4 Replies Latest reply: Jun 25, 2013 10:42 AM by David Ambrozie

# Aggregation

Hi All,

I'm trying to do a calculation in a chart expression, but I'm not sure that my data is calculating at the correct level so I think I may need to aggregate it somehow.

My dataset is based around orders, and there can be multiple items per order, so my data is at Order-Item level.

However, I need to calculate the average number of DaysToDeliver at Order level. I think Qlikview is automatically calculating this at Order-Item level

for example;

Order                  Item                DaysToDeliver

1                          A                    50

1                          B                    50

1                          C                    50

2                          R                    10

2                          S                    10

3                          Z                     3

I would want the avg(DaysToDeliver) to give me a result of 21 (the average of 10, 50 and 3)
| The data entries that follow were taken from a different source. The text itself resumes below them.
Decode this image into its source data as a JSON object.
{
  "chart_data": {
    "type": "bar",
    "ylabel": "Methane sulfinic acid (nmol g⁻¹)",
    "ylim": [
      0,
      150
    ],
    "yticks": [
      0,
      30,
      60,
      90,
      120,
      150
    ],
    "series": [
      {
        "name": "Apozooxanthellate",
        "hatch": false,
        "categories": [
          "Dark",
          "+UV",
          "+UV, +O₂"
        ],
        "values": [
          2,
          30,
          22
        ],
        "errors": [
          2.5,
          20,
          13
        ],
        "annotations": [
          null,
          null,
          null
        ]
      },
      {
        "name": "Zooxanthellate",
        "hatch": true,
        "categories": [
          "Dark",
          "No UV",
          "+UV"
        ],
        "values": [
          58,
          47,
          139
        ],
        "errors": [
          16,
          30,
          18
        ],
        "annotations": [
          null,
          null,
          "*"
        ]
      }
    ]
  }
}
However, it is actually giving me a result of 28.8333 (the average of 50, 50, 50, 10, 10, 3)

I have experimented with the aggr function, but can't seem to get it to return any results so I'm not sure this is even the way I need to go!

Any help much appreciated!

• ###### Re: Aggregation

The example in this post may help you. You need to use the aggr() command, as done in the right hand table.

http://community.qlik.com/message/360505#360505

Jonathan

• ###### Re: Aggregation

Try avg(aggr(only(DaysToDeliver),Order))

• ###### Re: Aggregation

Hi Gysbert,

Many thanks for this, I have used your calculation and it is now returning a result.

However, i forgot to mention in my original post, I need to calculate 'DaysToDeliver' in my expression too (DeliveryDate - OrderDate)

I have therefore amended your expression as follows;

avg(aggr(max(DeliveryDate - OrderDate), Order))

I hope this is a valid thing to do? It still seems to return a result, so I hope so!

• ###### Re: Aggregation

Hello Danielle,

Use avg(distinct DaysToDeliver) to calculate the average of distinct values (10,50,3)

Regards,

David